Mr. Cui (pronounced "SWEE") is a God-send. He manuevers through traffic like a ballet dancer on speed, all the while oozing with the calm indifference of an English aristocrat. Recently, a bicyclist rammed into us head on only 50 yards from my home. I freaked. In contrast, Mr. Cui calmly got out of the car, ensured our treasured black Volkswagen Passat wasn't noticeably scratched, looked over the dazed but healthy cyclist, and sent him away with a dismissive wave of the hand.
Mr. Cui is more than just a driver. He's also my translator, bargainer, cultural advisor, and occasional lunch partner. Hell, he even pushes my cart at the grocery store, no matter how much I protest. At first I felt a bit embarrassed about having a chauffeur. Let's face it, I've always been much closer to trailer trash than Park Avenue. But after a few guilt-ridden weeks, I decided to embrace my good fortune. Inevitably, I "slip" and bring him into conversation with family and friends.
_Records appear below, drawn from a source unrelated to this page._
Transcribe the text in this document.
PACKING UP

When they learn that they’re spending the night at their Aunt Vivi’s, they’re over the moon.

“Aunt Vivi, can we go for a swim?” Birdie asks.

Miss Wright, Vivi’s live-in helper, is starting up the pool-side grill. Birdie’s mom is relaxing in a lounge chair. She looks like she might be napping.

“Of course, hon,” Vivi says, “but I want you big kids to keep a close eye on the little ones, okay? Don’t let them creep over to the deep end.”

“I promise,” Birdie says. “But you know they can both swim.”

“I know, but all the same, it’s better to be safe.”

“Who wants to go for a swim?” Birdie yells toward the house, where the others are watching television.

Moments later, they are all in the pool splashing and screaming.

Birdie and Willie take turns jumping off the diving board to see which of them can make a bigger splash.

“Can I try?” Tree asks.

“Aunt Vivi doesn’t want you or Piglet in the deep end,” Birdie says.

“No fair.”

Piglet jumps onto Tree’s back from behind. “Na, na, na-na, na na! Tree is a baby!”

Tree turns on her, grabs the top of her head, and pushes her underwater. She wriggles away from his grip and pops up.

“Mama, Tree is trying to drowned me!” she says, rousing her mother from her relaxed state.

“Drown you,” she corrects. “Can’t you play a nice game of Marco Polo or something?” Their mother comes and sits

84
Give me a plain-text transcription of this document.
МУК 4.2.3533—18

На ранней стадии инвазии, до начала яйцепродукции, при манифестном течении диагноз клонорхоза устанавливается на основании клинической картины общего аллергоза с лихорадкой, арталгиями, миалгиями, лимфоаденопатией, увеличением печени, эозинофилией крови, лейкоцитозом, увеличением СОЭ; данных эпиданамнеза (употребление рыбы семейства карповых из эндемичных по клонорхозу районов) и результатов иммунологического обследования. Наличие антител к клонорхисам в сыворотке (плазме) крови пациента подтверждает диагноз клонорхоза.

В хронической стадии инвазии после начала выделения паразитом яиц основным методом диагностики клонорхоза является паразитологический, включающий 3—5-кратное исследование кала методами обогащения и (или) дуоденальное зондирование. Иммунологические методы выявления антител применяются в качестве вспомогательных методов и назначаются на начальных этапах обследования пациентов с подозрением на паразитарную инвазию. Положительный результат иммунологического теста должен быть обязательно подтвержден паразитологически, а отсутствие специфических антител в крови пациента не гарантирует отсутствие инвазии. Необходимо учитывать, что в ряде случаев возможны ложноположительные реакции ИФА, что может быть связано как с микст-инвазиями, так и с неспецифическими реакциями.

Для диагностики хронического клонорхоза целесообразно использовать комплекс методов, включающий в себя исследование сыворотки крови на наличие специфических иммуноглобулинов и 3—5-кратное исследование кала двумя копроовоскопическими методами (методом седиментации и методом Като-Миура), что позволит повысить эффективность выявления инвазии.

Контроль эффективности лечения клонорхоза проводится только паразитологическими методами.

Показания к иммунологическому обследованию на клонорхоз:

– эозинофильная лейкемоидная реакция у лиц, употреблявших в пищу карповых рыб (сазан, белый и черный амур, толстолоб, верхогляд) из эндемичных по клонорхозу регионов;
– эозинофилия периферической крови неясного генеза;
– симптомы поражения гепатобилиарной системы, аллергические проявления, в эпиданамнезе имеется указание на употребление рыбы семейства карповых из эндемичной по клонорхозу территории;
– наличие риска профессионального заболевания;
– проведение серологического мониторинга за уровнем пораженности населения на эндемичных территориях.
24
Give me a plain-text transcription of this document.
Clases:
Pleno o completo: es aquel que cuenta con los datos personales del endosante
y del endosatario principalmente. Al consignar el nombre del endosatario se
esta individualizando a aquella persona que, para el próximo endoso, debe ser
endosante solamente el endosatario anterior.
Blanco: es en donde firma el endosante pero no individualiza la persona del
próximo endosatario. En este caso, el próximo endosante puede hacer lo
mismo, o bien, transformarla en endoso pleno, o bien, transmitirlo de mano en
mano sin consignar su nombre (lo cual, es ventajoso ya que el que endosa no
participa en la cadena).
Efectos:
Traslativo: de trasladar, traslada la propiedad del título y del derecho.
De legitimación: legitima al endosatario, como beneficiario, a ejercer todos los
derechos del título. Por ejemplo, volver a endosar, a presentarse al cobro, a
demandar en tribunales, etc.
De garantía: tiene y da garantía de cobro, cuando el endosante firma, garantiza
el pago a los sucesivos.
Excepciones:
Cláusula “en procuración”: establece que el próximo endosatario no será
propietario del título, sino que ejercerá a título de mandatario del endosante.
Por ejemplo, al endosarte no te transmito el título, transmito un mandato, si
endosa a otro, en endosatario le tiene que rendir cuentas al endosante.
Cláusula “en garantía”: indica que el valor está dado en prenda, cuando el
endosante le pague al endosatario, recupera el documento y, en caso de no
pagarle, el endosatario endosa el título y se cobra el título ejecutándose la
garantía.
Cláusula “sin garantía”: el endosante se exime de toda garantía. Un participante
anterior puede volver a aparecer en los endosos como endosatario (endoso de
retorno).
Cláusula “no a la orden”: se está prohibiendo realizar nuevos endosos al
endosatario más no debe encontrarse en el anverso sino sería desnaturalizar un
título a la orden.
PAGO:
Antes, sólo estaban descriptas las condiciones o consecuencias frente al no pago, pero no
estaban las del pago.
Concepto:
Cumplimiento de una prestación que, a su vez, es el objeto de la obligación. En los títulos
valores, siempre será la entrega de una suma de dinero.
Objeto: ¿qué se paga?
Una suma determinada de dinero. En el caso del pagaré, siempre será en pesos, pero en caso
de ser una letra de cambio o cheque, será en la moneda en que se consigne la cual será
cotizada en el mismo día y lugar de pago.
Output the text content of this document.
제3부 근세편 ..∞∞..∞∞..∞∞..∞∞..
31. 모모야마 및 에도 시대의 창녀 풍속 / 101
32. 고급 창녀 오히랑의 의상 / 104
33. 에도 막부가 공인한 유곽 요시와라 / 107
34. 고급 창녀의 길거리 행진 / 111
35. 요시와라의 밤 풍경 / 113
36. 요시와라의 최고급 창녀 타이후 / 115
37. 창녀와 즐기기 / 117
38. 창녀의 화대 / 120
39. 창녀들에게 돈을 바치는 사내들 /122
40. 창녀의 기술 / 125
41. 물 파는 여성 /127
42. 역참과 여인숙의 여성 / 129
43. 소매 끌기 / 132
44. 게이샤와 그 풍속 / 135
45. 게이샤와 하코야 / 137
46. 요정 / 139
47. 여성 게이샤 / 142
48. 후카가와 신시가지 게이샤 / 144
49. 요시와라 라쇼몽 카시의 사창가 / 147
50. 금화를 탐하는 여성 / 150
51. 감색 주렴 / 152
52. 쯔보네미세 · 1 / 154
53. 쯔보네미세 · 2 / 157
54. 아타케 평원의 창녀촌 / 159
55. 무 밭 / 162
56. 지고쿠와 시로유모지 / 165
- "I don't know, let me see if my DRIVER knows where that restaurant is located."
- "Oh, appreciate the offer to share a taxi, but my DRIVER is on the way."
- "Why don't I have my DRIVER stop by the store and pick that up for you?"
- "Hold on, let me ask my DRIVER to turn down the radio."
This, of course, is simply to show my appreciation for Mr. Cui. I wouldn't dream of gloating.
We're a team, Mr. Cui and me. I used to close my eyes from the time I left my home until he safely dropped me at my destination. No longer. I wouldn't miss a moment of our obstacle course jaunts through the streets of the Chinese capital. Hell, if I had a red flag, I'd double wave him.